Official Responses and Expert Perspectives: A Mindset Shift
The transition to AI-assisted editing is as much a psychological shift as a technical one. Greg Preece emphasizes that the primary goal of an edit is to "serve the message."
"An edit’s only job is to help the viewer receive what you’re trying to communicate, not to impress them with production value," Preece notes. He warns against the "over-editing" trap—the tendency to add flashy effects that actually distract from the core information.
Michael Stelzner, founder of Social Media Examiner, adds that this technology is particularly transformative for the "solopreneur." The ability to produce high-end content without a five-person crew levels the playing field, allowing experts to focus on their unique insights rather than the mechanics of a timeline.
Regarding the displacement of human editors, Preece offers a nuanced view. He suggests that AI and human editors are not mutually exclusive. Instead, AI handles the "low-value" tasks (cutting silences, cleaning audio), allowing human editors to focus on "high-value" creative decisions, such as pacing, emotional resonance, and advanced storytelling.

Implications: The Future of Content and the Death of the "Polish" Barrier
The widespread adoption of these AI workflows carries significant implications for the future of digital media:
1. The End of the "Imperfect" Excuse
Historically, many businesses avoided video because they lacked professional gear or editing skills. With AI "fixing" audio and generating B-roll, the "quality gap" between a novice and a professional is narrowing. The focus is shifting from how a video looks to what the video says.
2. Hyper-Personalization at Scale
As editing time drops by 90%, brands can afford to create "versioned" content. A company could theoretically create 10 different versions of a product video, each tailored to a specific niche audience, without increasing their production budget tenfold.

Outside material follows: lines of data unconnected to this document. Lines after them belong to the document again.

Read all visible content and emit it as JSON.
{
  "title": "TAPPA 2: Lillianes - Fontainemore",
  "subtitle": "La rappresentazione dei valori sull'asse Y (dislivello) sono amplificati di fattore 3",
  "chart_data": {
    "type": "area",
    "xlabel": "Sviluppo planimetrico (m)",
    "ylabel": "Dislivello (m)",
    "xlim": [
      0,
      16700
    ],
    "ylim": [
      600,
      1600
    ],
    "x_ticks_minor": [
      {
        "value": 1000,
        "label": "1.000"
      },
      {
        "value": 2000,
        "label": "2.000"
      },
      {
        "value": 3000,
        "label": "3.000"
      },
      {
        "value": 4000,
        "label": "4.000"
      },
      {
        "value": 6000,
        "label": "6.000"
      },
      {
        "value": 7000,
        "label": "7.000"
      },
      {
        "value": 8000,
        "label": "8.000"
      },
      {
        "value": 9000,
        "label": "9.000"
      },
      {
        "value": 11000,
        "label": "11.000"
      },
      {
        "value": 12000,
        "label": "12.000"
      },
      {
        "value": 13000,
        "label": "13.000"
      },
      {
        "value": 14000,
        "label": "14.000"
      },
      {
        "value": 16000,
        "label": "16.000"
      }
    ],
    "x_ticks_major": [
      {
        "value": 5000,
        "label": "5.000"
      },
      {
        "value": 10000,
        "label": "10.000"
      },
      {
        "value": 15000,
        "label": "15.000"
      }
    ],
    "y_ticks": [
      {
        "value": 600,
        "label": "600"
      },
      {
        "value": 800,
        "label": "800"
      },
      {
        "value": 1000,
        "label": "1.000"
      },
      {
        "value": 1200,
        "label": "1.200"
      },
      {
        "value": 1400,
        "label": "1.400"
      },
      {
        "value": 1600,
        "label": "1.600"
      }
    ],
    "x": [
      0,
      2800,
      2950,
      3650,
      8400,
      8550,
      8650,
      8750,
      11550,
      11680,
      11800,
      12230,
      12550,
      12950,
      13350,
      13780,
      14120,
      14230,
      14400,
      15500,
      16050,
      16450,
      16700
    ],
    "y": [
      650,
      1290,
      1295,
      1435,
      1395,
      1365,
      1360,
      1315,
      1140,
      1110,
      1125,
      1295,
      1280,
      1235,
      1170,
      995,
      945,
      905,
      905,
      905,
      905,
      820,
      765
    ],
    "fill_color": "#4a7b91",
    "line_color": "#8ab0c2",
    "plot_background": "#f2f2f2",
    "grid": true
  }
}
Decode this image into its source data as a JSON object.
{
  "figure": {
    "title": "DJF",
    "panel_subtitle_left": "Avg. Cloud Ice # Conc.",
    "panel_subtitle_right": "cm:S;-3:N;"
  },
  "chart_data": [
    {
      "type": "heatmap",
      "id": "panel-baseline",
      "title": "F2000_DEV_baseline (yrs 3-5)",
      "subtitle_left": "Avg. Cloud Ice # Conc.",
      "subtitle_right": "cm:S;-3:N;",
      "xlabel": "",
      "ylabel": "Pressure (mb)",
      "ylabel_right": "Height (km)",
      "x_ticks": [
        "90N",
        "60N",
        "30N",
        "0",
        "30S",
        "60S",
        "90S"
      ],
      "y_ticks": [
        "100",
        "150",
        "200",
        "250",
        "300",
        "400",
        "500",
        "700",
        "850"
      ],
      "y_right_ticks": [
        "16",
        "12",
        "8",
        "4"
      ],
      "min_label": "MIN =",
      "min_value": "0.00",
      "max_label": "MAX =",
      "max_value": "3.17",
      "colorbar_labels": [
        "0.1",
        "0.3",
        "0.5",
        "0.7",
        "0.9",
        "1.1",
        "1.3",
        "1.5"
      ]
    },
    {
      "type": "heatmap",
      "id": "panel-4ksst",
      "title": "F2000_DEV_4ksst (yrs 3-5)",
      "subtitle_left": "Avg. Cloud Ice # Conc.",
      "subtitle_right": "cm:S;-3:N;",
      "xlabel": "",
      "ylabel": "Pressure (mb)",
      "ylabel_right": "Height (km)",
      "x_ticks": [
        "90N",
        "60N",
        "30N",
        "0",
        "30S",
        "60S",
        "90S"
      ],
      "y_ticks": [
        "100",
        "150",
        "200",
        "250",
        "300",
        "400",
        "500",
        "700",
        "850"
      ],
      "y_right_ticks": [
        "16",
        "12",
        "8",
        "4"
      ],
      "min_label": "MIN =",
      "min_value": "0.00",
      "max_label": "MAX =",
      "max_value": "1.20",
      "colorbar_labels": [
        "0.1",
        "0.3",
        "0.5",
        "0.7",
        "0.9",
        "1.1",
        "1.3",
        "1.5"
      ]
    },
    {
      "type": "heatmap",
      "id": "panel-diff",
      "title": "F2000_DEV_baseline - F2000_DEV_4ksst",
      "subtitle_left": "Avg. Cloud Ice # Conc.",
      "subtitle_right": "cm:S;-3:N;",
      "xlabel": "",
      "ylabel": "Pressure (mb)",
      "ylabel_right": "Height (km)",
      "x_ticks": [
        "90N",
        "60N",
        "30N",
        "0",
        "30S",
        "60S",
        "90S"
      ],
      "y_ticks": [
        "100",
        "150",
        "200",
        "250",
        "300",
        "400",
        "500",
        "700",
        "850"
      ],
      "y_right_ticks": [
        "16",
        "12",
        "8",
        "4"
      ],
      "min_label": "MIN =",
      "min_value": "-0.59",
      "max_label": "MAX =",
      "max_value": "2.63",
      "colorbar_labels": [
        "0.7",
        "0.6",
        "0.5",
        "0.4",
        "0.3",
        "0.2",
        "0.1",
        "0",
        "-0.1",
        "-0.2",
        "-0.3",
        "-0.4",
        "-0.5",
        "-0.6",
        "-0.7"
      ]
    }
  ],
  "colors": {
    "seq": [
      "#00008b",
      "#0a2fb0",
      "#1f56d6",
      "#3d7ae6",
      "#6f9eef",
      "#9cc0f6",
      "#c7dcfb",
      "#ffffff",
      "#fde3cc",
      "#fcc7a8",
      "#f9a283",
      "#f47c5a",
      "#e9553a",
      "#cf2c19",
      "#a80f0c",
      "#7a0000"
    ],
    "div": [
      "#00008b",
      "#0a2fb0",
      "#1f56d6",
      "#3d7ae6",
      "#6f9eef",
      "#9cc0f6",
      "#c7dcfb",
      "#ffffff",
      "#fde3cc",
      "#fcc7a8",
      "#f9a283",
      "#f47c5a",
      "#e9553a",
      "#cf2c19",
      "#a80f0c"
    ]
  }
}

3. The Rise of "Synthetic Authenticity"
The use of voice cloning and lip-syncing (Stage 2) introduces ethical and brand-trust considerations. While these tools are used for efficiency today, the industry will eventually need to grapple with the transparency of "synthetic" corrections. For now, the consensus among creators is that as long as the information remains accurate, the "correction" is a valid tool for clarity.

4. Economic Pressure on Traditional Agencies
Post-production houses that rely on billing for "manual hours" will face significant pressure to adopt these tools or lower their rates. The value proposition is shifting from "we have the tools to edit" to "we have the creative vision to direct the AI."
Conclusion
The integration of AI into the video editing workflow represents a paradigm shift in how digital stories are told. By automating the mechanical aspects of production, tools like Gling, Descript, and Kling are returning the most valuable asset to creators: time. As Greg Preece demonstrated, reclaiming 18 hours of a 20-hour work week doesn’t just make life easier—it enables a level of creative output and business growth that was previously impossible. For the modern marketer, the question is no longer if they should use AI in their workflow, but how quickly they can master the stack.